What season is it?

It’s the political season again in Nigeria, and that is as good as calling it the “courts” season!

In Abia State, where the governorship primaries of the All Progressives Congress (APC) were successfully conducted, a local court has thrown the entire political turf into disarray by nullifying the glaring victory of High Chief Ikechi Emenike on the improbable grounds that he is not a bona fide member of the APC.

 A group of people had approached the court alleging that Chief Emenike, a long-serving, loyal APC stalwart had been suspended from the party. His consternation and spirited denial of the charge and protestations of his solid, continued membership at the highest level, since the very birth of the party almost a decade ago will have to be heard on appeal where the truth will trump the gangster-like attack by detractors at the local court. The echelons of the party are equally nonplussed that any such action could ever be taken against one who, arguably, was an early bird and a pioneer in the setting up of the APC’s base not only in Abia, but also in the South East as a whole.

Chief Emenike is not the only victim of this type of unconscionable misuse of the judicial processes to thwart the genuine will of the people as well as the democratic spirit and principle in Nigeria. The nation’s polity is scarred with hundreds of bogus cases instituted by merchant politicians who have perfected the systematic abuse of court processes in their bid to corner political power for their selfish ends. 

The casual observer may come away with the conclusion that Nigerian courts only deal with political cases in this season as media headlines clog news bulletins with the shenanigans of political actors. Already, the country’s fragile democracy is getting bashed on all sides by desperate politicians who think nothing of using the pliant judiciary to cause confusion and foment trouble in the polity.

Last year, the judiciary got so bogged in the mire of abuse of judicial processes by political gladiators that Chief Justice Ibrahim Tanko Muhammad openly decried the complicity of some judges and made moves to curb the menace by threatening to sanction judicial officers caught condoning the practice or any underhand dealings.

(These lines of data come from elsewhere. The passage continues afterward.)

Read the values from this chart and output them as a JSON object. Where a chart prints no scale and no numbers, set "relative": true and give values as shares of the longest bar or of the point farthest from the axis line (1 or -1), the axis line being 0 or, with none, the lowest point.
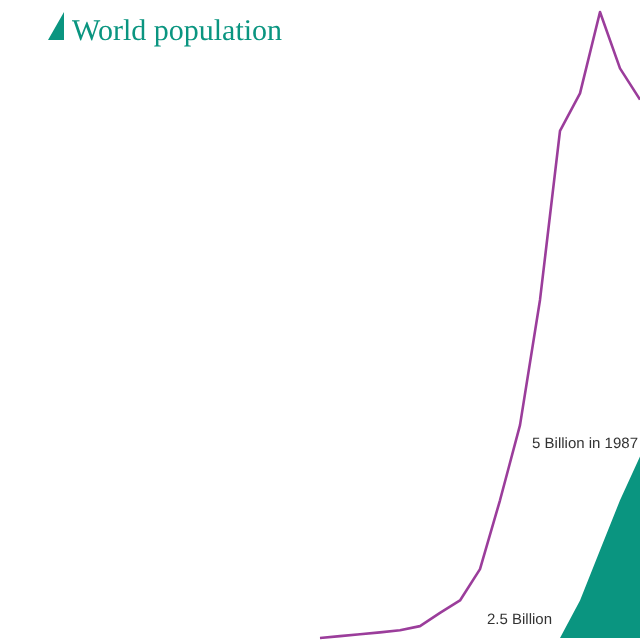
{
  "chart_data": {
    "type": "line",
    "relative": true,
    "legend": "top left",
    "categories": [
      null,
      null,
      null,
      null,
      null,
      null,
      null,
      null,
      null,
      null,
      null,
      null,
      null,
      null,
      null,
      null,
      null,
      null,
      null,
      null,
      null,
      null,
      null,
      null,
      null,
      null,
      null,
      null,
      null,
      null,
      null,
      null,
      null
    ],
    "series": [
      {
        "color": "#9b3d9b",
        "values": [
          null,
          null,
          null,
          null,
          null,
          null,
          null,
          null,
          null,
          null,
          null,
          null,
          null,
          null,
          null,
          null,
          0,
          0.003,
          0.006,
          0.009,
          0.0125,
          0.019,
          0.04,
          0.06,
          0.11,
          0.22,
          0.34,
          0.54,
          0.81,
          0.87,
          1,
          0.91,
          0.86
        ]
      },
      {
        "type": "area",
        "name": "World population",
        "color": "#0a9580",
        "values": [
          null,
          null,
          null,
          null,
          null,
          null,
          null,
          null,
          null,
          null,
          null,
          null,
          null,
          null,
          null,
          null,
          null,
          null,
          null,
          null,
          null,
          null,
          null,
          null,
          null,
          null,
          null,
          null,
          0,
          0.06,
          0.14,
          0.22,
          0.29
        ]
      }
    ],
    "annotations": [
      "5 Billion in 1987",
      "2.5 Billion"
    ]
  }
}
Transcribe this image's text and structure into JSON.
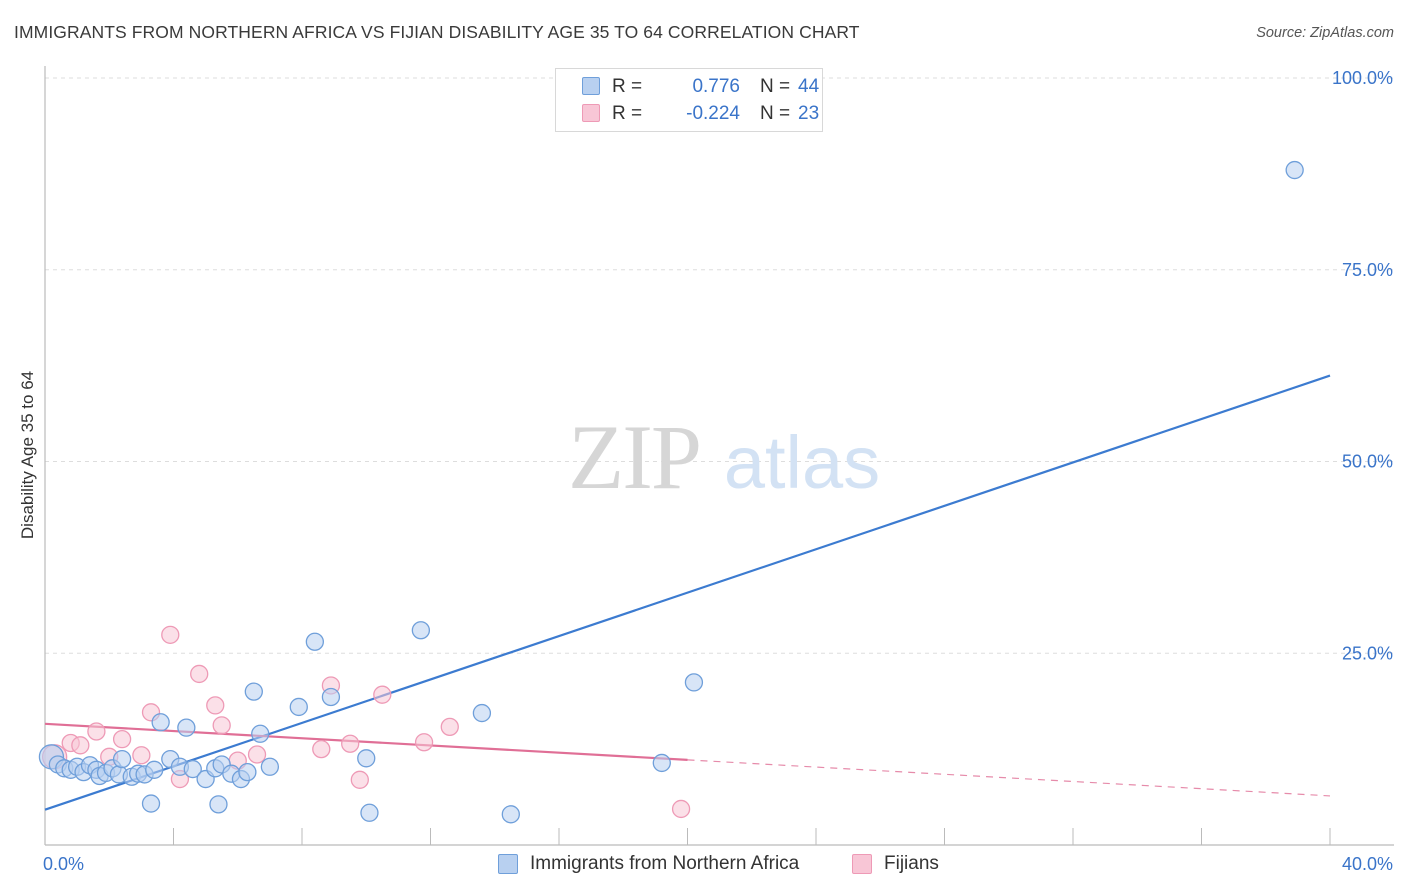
{
  "header": {
    "title": "IMMIGRANTS FROM NORTHERN AFRICA VS FIJIAN DISABILITY AGE 35 TO 64 CORRELATION CHART",
    "source": "Source: ZipAtlas.com"
  },
  "watermark": {
    "zip": "ZIP",
    "atlas": "atlas"
  },
  "legend_top": {
    "rows": [
      {
        "r_label": "R =",
        "r_value": "0.776",
        "n_label": "N =",
        "n_value": "44",
        "color": "#b8d0f0"
      },
      {
        "r_label": "R =",
        "r_value": "-0.224",
        "n_label": "N =",
        "n_value": "23",
        "color": "#f8c6d6"
      }
    ]
  },
  "legend_bottom": {
    "items": [
      {
        "label": "Immigrants from Northern Africa",
        "color": "#b8d0f0"
      },
      {
        "label": "Fijians",
        "color": "#f8c6d6"
      }
    ]
  },
  "colors": {
    "blue_fill": "#b8d0f0",
    "blue_stroke": "#6f9fda",
    "blue_line": "#3c7bd0",
    "pink_fill": "#f8c6d6",
    "pink_stroke": "#ee9ab6",
    "pink_line": "#e06f96",
    "tick_label": "#3a74c9",
    "grid": "#dddddd"
  },
  "chart_data": {
    "type": "scatter",
    "title": "IMMIGRANTS FROM NORTHERN AFRICA VS FIJIAN DISABILITY AGE 35 TO 64 CORRELATION CHART",
    "xlabel": "",
    "ylabel": "Disability Age 35 to 64",
    "xlim": [
      0,
      40
    ],
    "ylim": [
      0,
      100
    ],
    "x_tick_labels": [
      {
        "value": 0,
        "label": "0.0%"
      },
      {
        "value": 40,
        "label": "40.0%"
      }
    ],
    "y_tick_labels": [
      {
        "value": 25,
        "label": "25.0%"
      },
      {
        "value": 50,
        "label": "50.0%"
      },
      {
        "value": 75,
        "label": "75.0%"
      },
      {
        "value": 100,
        "label": "100.0%"
      }
    ],
    "x_minor_ticks": [
      4,
      8,
      12,
      16,
      20,
      24,
      28,
      32,
      36,
      40
    ],
    "series": [
      {
        "name": "Immigrants from Northern Africa",
        "r": 0.776,
        "n": 44,
        "trend": {
          "x": [
            0,
            40
          ],
          "y": [
            4.6,
            61.2
          ],
          "dashed_from": null
        },
        "points": [
          [
            0.2,
            11.5
          ],
          [
            0.4,
            10.5
          ],
          [
            0.6,
            10.0
          ],
          [
            0.8,
            9.8
          ],
          [
            1.0,
            10.2
          ],
          [
            1.2,
            9.5
          ],
          [
            1.4,
            10.4
          ],
          [
            1.6,
            9.8
          ],
          [
            1.7,
            9.0
          ],
          [
            1.9,
            9.4
          ],
          [
            2.1,
            10.0
          ],
          [
            2.3,
            9.2
          ],
          [
            2.4,
            11.2
          ],
          [
            2.7,
            8.9
          ],
          [
            2.9,
            9.3
          ],
          [
            3.1,
            9.2
          ],
          [
            3.3,
            5.4
          ],
          [
            3.4,
            9.8
          ],
          [
            3.6,
            16.0
          ],
          [
            3.9,
            11.2
          ],
          [
            4.2,
            10.2
          ],
          [
            4.4,
            15.3
          ],
          [
            4.6,
            9.9
          ],
          [
            5.0,
            8.6
          ],
          [
            5.3,
            10.0
          ],
          [
            5.4,
            5.3
          ],
          [
            5.5,
            10.5
          ],
          [
            5.8,
            9.3
          ],
          [
            6.1,
            8.6
          ],
          [
            6.3,
            9.5
          ],
          [
            6.5,
            20.0
          ],
          [
            6.7,
            14.5
          ],
          [
            7.0,
            10.2
          ],
          [
            7.9,
            18.0
          ],
          [
            8.4,
            26.5
          ],
          [
            8.9,
            19.3
          ],
          [
            10.0,
            11.3
          ],
          [
            10.1,
            4.2
          ],
          [
            11.7,
            28.0
          ],
          [
            13.6,
            17.2
          ],
          [
            14.5,
            4.0
          ],
          [
            19.2,
            10.7
          ],
          [
            20.2,
            21.2
          ],
          [
            38.9,
            88.0
          ]
        ]
      },
      {
        "name": "Fijians",
        "r": -0.224,
        "n": 23,
        "trend": {
          "x": [
            0,
            40
          ],
          "y": [
            15.8,
            6.4
          ],
          "dashed_from": 20
        },
        "points": [
          [
            0.3,
            11.5
          ],
          [
            0.8,
            13.3
          ],
          [
            1.1,
            13.0
          ],
          [
            1.6,
            14.8
          ],
          [
            2.0,
            11.5
          ],
          [
            2.4,
            13.8
          ],
          [
            3.0,
            11.7
          ],
          [
            3.3,
            17.3
          ],
          [
            3.9,
            27.4
          ],
          [
            4.2,
            8.6
          ],
          [
            4.8,
            22.3
          ],
          [
            5.3,
            18.2
          ],
          [
            5.5,
            15.6
          ],
          [
            6.0,
            11.0
          ],
          [
            6.6,
            11.8
          ],
          [
            8.6,
            12.5
          ],
          [
            8.9,
            20.8
          ],
          [
            9.5,
            13.2
          ],
          [
            9.8,
            8.5
          ],
          [
            10.5,
            19.6
          ],
          [
            11.8,
            13.4
          ],
          [
            12.6,
            15.4
          ],
          [
            19.8,
            4.7
          ]
        ]
      }
    ]
  }
}
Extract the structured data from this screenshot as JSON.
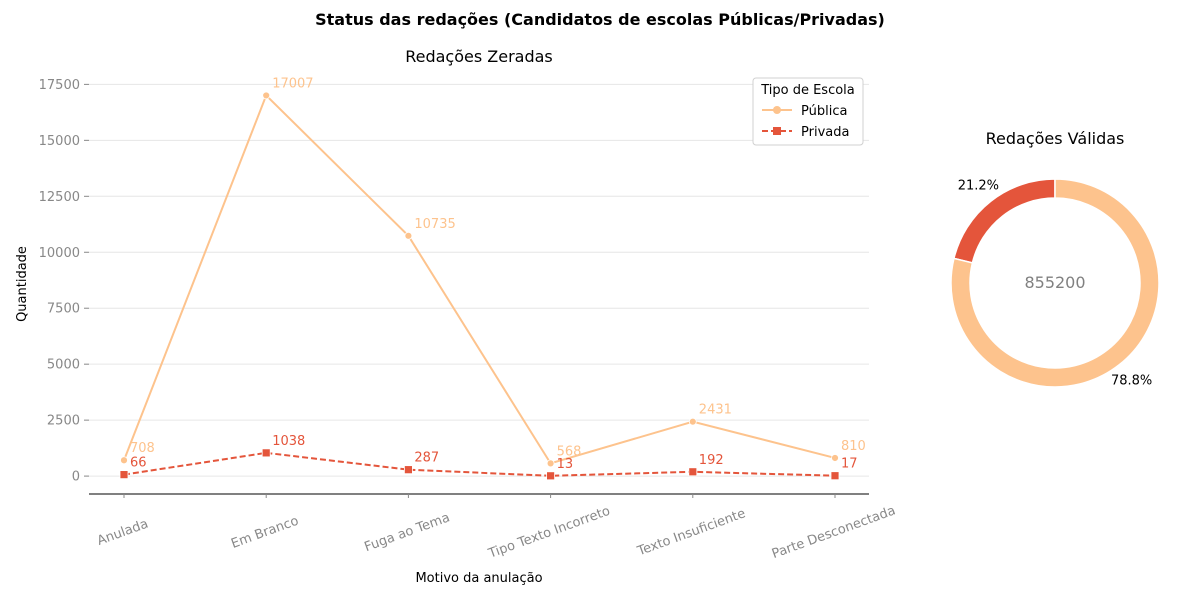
{
  "suptitle": "Status das redações (Candidatos de escolas Públicas/Privadas)",
  "chart_data": [
    {
      "type": "line",
      "title": "Redações Zeradas",
      "xlabel": "Motivo da anulação",
      "ylabel": "Quantidade",
      "categories": [
        "Anulada",
        "Em Branco",
        "Fuga ao Tema",
        "Tipo Texto Incorreto",
        "Texto Insuficiente",
        "Parte Desconectada"
      ],
      "ylim": [
        -800,
        18500
      ],
      "yticks": [
        0,
        2500,
        5000,
        7500,
        10000,
        12500,
        15000,
        17500
      ],
      "grid": "horizontal",
      "legend": {
        "title": "Tipo de Escola",
        "placement": "top-right"
      },
      "series": [
        {
          "name": "Pública",
          "values": [
            708,
            17007,
            10735,
            568,
            2431,
            810
          ],
          "color": "#fdc38d",
          "marker": "circle",
          "line": "solid"
        },
        {
          "name": "Privada",
          "values": [
            66,
            1038,
            287,
            13,
            192,
            17
          ],
          "color": "#e4553b",
          "marker": "square",
          "line": "dashed"
        }
      ]
    },
    {
      "type": "pie",
      "style": "donut",
      "title": "Redações Válidas",
      "center_label": "855200",
      "slices": [
        {
          "label": "21.2%",
          "value": 21.2,
          "color": "#e4553b"
        },
        {
          "label": "78.8%",
          "value": 78.8,
          "color": "#fdc38d"
        }
      ]
    }
  ]
}
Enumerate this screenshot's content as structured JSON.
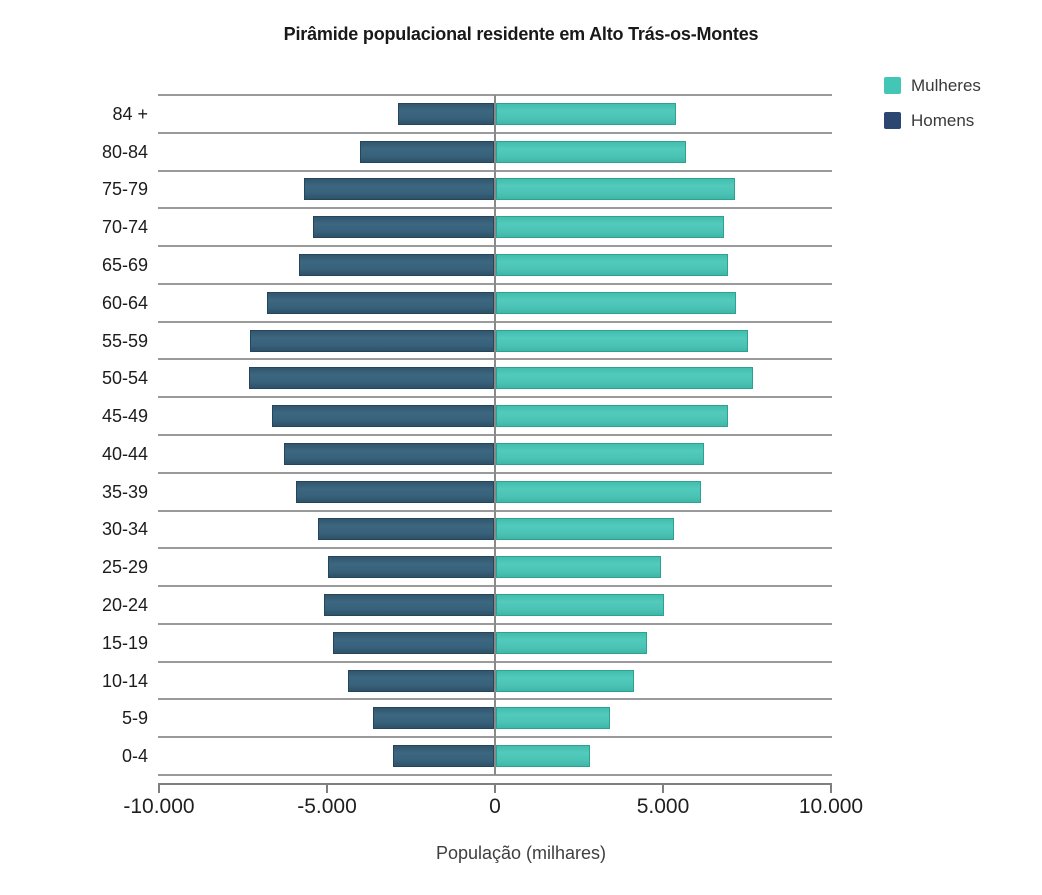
{
  "title": "Pirâmide populacional residente em Alto Trás-os-Montes",
  "xaxis_title": "População (milhares)",
  "colors": {
    "mulheres_fill": "#4CC4B5",
    "mulheres_legend": "#43C6B6",
    "homens_fill": "#38617B",
    "homens_legend": "#2B4670",
    "gridline": "#9A9A9A",
    "axis": "#7F7F7F"
  },
  "chart_data": {
    "type": "bar",
    "subtype": "population-pyramid-horizontal",
    "title": "Pirâmide populacional residente em Alto Trás-os-Montes",
    "xlabel": "População (milhares)",
    "ylabel": "",
    "xlim": [
      -10000,
      10000
    ],
    "grid": "horizontal",
    "legend_position": "top-right",
    "categories_top_to_bottom": [
      "84 +",
      "80-84",
      "75-79",
      "70-74",
      "65-69",
      "60-64",
      "55-59",
      "50-54",
      "45-49",
      "40-44",
      "35-39",
      "30-34",
      "25-29",
      "20-24",
      "15-19",
      "10-14",
      "5-9",
      "0-4"
    ],
    "series": [
      {
        "name": "Mulheres",
        "color": "#4CC4B5",
        "values": [
          5350,
          5650,
          7100,
          6800,
          6900,
          7150,
          7500,
          7650,
          6900,
          6200,
          6100,
          5300,
          4900,
          5000,
          4500,
          4100,
          3400,
          2800
        ]
      },
      {
        "name": "Homens",
        "color": "#2B4670",
        "values": [
          -2850,
          -4000,
          -5650,
          -5400,
          -5800,
          -6750,
          -7250,
          -7300,
          -6600,
          -6250,
          -5900,
          -5250,
          -4950,
          -5050,
          -4800,
          -4350,
          -3600,
          -3000
        ]
      }
    ],
    "xticks": [
      {
        "value": -10000,
        "label": "-10.000"
      },
      {
        "value": -5000,
        "label": "-5.000"
      },
      {
        "value": 0,
        "label": "0"
      },
      {
        "value": 5000,
        "label": "5.000"
      },
      {
        "value": 10000,
        "label": "10.000"
      }
    ]
  }
}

He was particularly incensed at the ease with which politicians went forum shopping, hopping from one state court to another with actions featuring the same parties and subject matters, just to obtain favourable conflicting judgements to earlier cases, regardless of the fact that the second court is of concurrent jurisdiction and powers as the first.

Observers of the performance of Nigeria’s Judiciary in the rough and tumble game of politics are convinced that the orchestrators of the Abia APC gubernatorial case have only gone for the odious but now familiar “black market judgement”, which would not stand the test of appeal or time.

In the meantime, Chief Emenike, a veteran of the topsy-turvy judicial gymnastics of the nation’s democratic turf has asked all bemused, but supportive APC members and delegates who diligently cast their votes in his favour in the primaries to stay calm until the will of the people is retired at a competent court in the course of time. He believes in the eventual self-correcting might of the justice system as Chief Justice Tanko Muhammad had stated when he admonished the entire judicial system to be wary of hijacking the role and function of the electorate as the deciders of who sits in public office to govern the citizenry and the land.